Il y a de plus en plus de cas de possible harcèlement subi par des étudiantes par des enseignants, comme ce qui s'est passé à l'école Marymount de Bogotá, où plusieurs anciens élèves ont révélé ce qui se passait dans l'institution. Maintenant, dans l'une des écoles les plus emblématiques de la capitale Valle del Cauca , des événements similaires ont également été signalés par certains parents, cependant, malgré le fait que l'institution ait pris des mesures à cet égard, le parquet enquête sur les plaignants pour Injuria .
Les événements se sont produits en 2019 lorsque Mónica Castaño et Fernando Gómez ont signalé aux directeurs de l'école Waldorf Luis Horacio Gómez que leur fille souffrait de harcèlement de la part d'un des enseignants de l'établissement. Selon les versions fournies, l'école a activé le protocole dont elle dispose pour ce type de cas, qui comprenait le comité de coexistence, présidé par le professeur d'éthique, Ismael Cortés.
Deux ans plus tard, les parents ont découvert que le professeur d'éthique sortait également avec un élève de l'école, pour lequel il a été signalé et il a été licencié, cependant, un juge a ordonné qu'il soit réintégré dans l'établissement et maintenant les suspects font l'objet d'une enquête. parents pour insulte.
Dans une enquête menée par 'El Espectador' , il a été constaté que le 30 mars 2021, Mónica Castaño et Fernando Gómez ont envoyé une lettre aux directeurs de l'école Luis Horacio Gómez Waldorf et au conseil des parents, reprochant les actes de l'instituteur Ismael Cortés, puisqu'il s'était occupé du cas de sa fille.
« Bien qu'il soit dans une condition d'empêchement éthique et moral pour faire face à cette situation, c'est Ismael qui a reçu des informations par l'intermédiaire du recteur et de ma femme sur le cas de notre fille ; Nous lui avons fait confiance pour partager des informations confidentielles qui signifiaient exprimer la douleur et les sentiments que la situation impliquait en nous », pouvait-on lire dans la lettre qu'ils ont remise à l'institution et qui a été publiée par le journal colombien.
Et ils ont ajouté qu '"Ismael est resté en charge de la procédure et est resté silencieux, omettant sa participation (et) sa responsabilité". Quelques jours après le début du processus disciplinaire, l'institution l'a officiellement renvoyé et la décision disciplinaire a déterminé que la conduite de Cortés violait «la moralité et les bonnes coutumes».
Cortés, après avoir été licencié, est allé au tribunal, a déposé une tutelle qui, en première instance, n'a pas eu de décision en sa faveur, mais en seconde instance, il a réussi à s'entendre avec lui.

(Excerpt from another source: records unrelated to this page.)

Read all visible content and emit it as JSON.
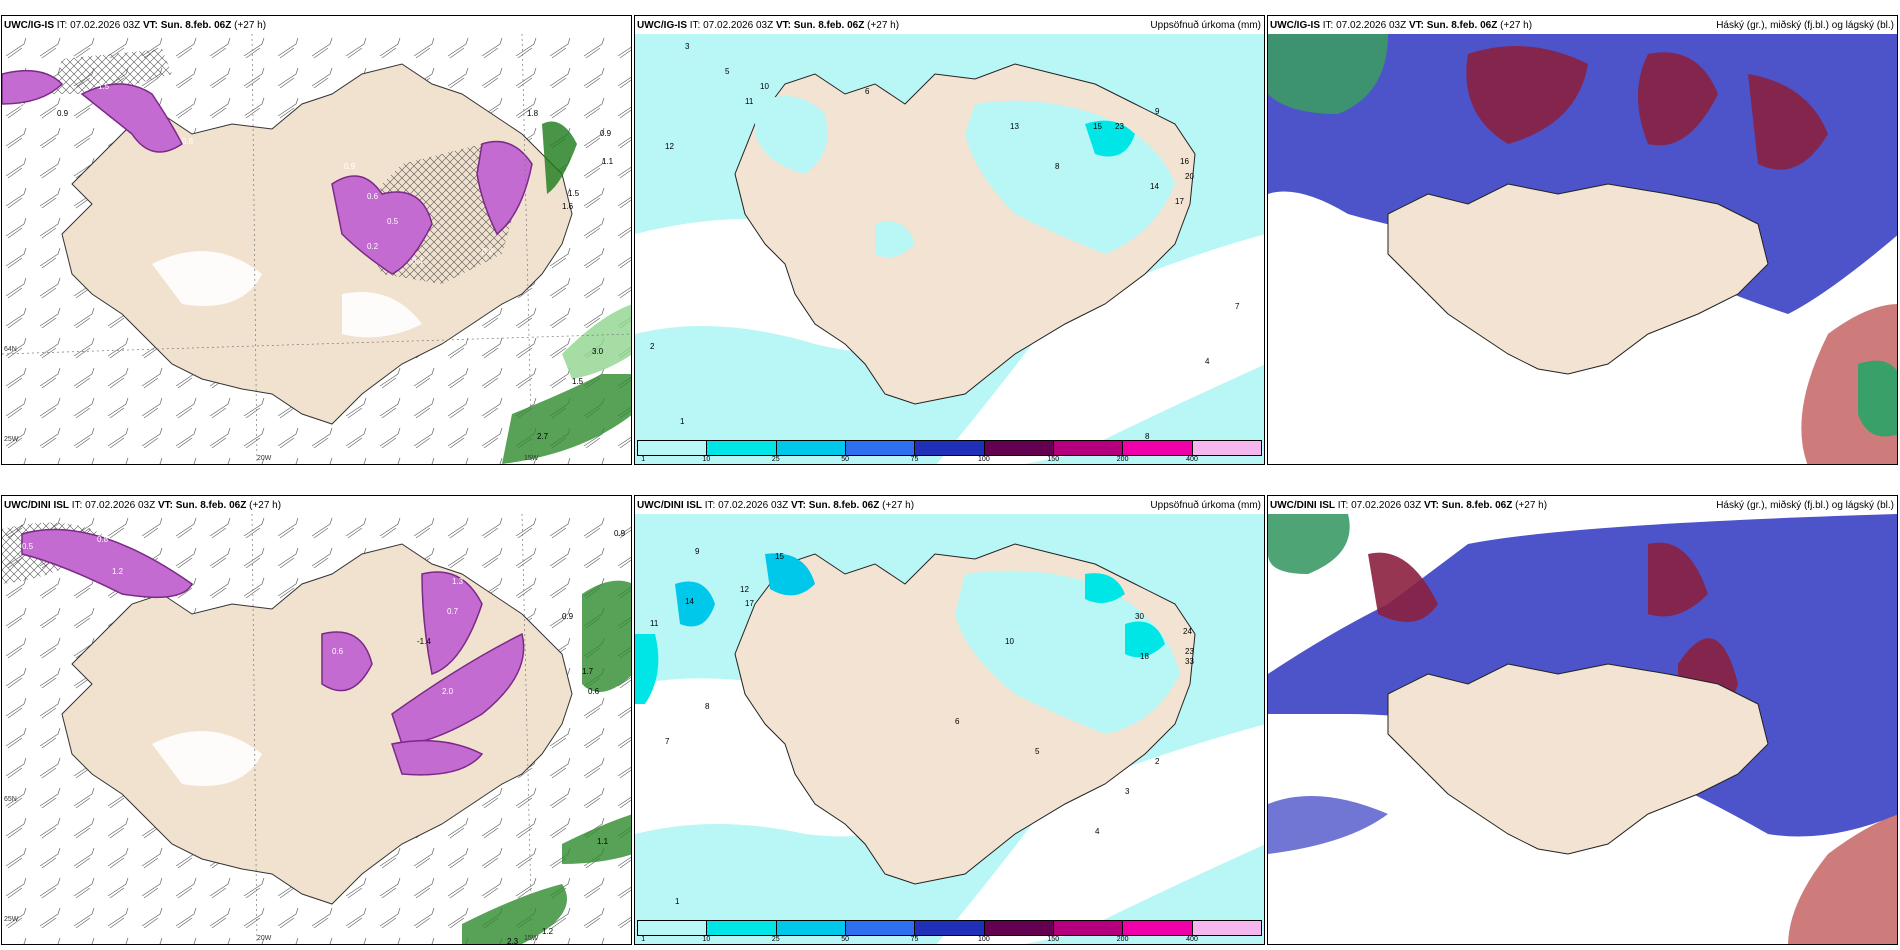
{
  "panels": {
    "p1": {
      "model": "UWC/IG-IS",
      "it": "IT: 07.02.2026 03Z",
      "vt": "VT: Sun. 8.feb. 06Z",
      "lead": "(+27 h)"
    },
    "p2": {
      "model": "UWC/IG-IS",
      "it": "IT: 07.02.2026 03Z",
      "vt": "VT: Sun. 8.feb. 06Z",
      "lead": "(+27 h)",
      "right_title": "Uppsöfnuð úrkoma (mm)"
    },
    "p3": {
      "model": "UWC/IG-IS",
      "it": "IT: 07.02.2026 03Z",
      "vt": "VT: Sun. 8.feb. 06Z",
      "lead": "(+27 h)",
      "right_title": "Háský (gr.), miðský (fj.bl.) og lágský (bl.)"
    },
    "p4": {
      "model": "UWC/DINI ISL",
      "it": "IT: 07.02.2026 03Z",
      "vt": "VT: Sun. 8.feb. 06Z",
      "lead": "(+27 h)"
    },
    "p5": {
      "model": "UWC/DINI ISL",
      "it": "IT: 07.02.2026 03Z",
      "vt": "VT: Sun. 8.feb. 06Z",
      "lead": "(+27 h)",
      "right_title": "Uppsöfnuð úrkoma (mm)"
    },
    "p6": {
      "model": "UWC/DINI ISL",
      "it": "IT: 07.02.2026 03Z",
      "vt": "VT: Sun. 8.feb. 06Z",
      "lead": "(+27 h)",
      "right_title": "Háský (gr.), miðský (fj.bl.) og lágský (bl.)"
    }
  },
  "axis_labels": {
    "lon_20w": "20W",
    "lon_15w": "15W",
    "lon_25w": "25W",
    "lat_64n": "64N",
    "lat_65n": "65N"
  },
  "legend": {
    "ticks": [
      "1",
      "10",
      "25",
      "50",
      "75",
      "100",
      "150",
      "200",
      "400"
    ],
    "colors": [
      "#b9f6f6",
      "#00e6e6",
      "#00c8ea",
      "#2e6ff0",
      "#1f2fb8",
      "#640050",
      "#b4007e",
      "#f000a8",
      "#f6b6f0"
    ]
  },
  "markers": {
    "p1": [
      "0.6",
      "0.3",
      "0.9",
      "1.5",
      "0.8",
      "1",
      "0.9",
      "1.8",
      "0.9",
      "1.1",
      "1.5",
      "1.6",
      "0.6",
      "0.5",
      "0.2",
      "0.4",
      "0.8",
      "3.0",
      "1.5",
      "2.7"
    ],
    "p2": [
      "3",
      "5",
      "10",
      "11",
      "6",
      "12",
      "15",
      "23",
      "13",
      "8",
      "9",
      "14",
      "16",
      "20",
      "17",
      "7",
      "4",
      "2",
      "1",
      "8"
    ],
    "p4": [
      "0.5",
      "0.8",
      "1.2",
      "1.3",
      "0.7",
      "0.9",
      "-1.4",
      "0.6",
      "1.7",
      "0.6",
      "1.1",
      "1.2",
      "2.3",
      "0.9",
      "2.0"
    ],
    "p5": [
      "15",
      "14",
      "12",
      "17",
      "11",
      "30",
      "24",
      "23",
      "33",
      "18",
      "8",
      "6",
      "5",
      "4",
      "3",
      "2",
      "1",
      "10",
      "7",
      "9"
    ]
  }
}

La décision du 18e tribunal civil du circuit de Cali a conclu que le licenciement de l'enseignant et la sanction infligée constituaient "une violation du droit à une procédure régulière, car il est soutenu par un règlement qui ignore l'autonomie des décisions des personnes majeures, s'immisce dans la vie privée des enseignants et des étudiants majeurs et viole la présomption d'innocence du demandeur (demandeur).
Le juge a ordonné la réintégration d'Ismael Cortés dans l'établissement et la reconnaissance du salaire qu'il avait cessé de percevoir pendant cette période. Cela est dû au fait que l'élève était déjà majeur au moment d'entrer dans une relation amoureuse et selon un arrêt de la Cour suprême de justice, les écoles ne peuvent pas interdire les relations entre élèves pour être "pairs", donc que le juge a estimé que l'enseignante et l'élève étaient « égaux » parce qu'elle avait plus de 18 ans.
Malgré le fait que l'école a fait valoir que « qui garantit que les faveurs académiques n'ont pas été offertes ? Qui garantit que l'enseignant n'a pas préparé psychologiquement l'élève il y a des années ? Qui garantit que l'élève n'est pas trompé ? Qui garantit que la relation n'a pas dépassé la limite légale et est devenue du harcèlement sexuel ou de la violence ?", le juge a déterminé que puisqu'ils étaient deux personnes majeures, il n'y avait pas de raison valable de licencier l'enseignant.
Le professeur d'éthique a déposé une plainte pénale contre les parents, le parquet a ouvert une enquête. Il a été convoqué à une audience de conciliation le 24 février, mais cela n'a pas pu être effectué, car Ismael Cortés avait un avocat présent, tandis que Mónica Castaño et Fernando Gómez sont arrivés seuls à la convocation.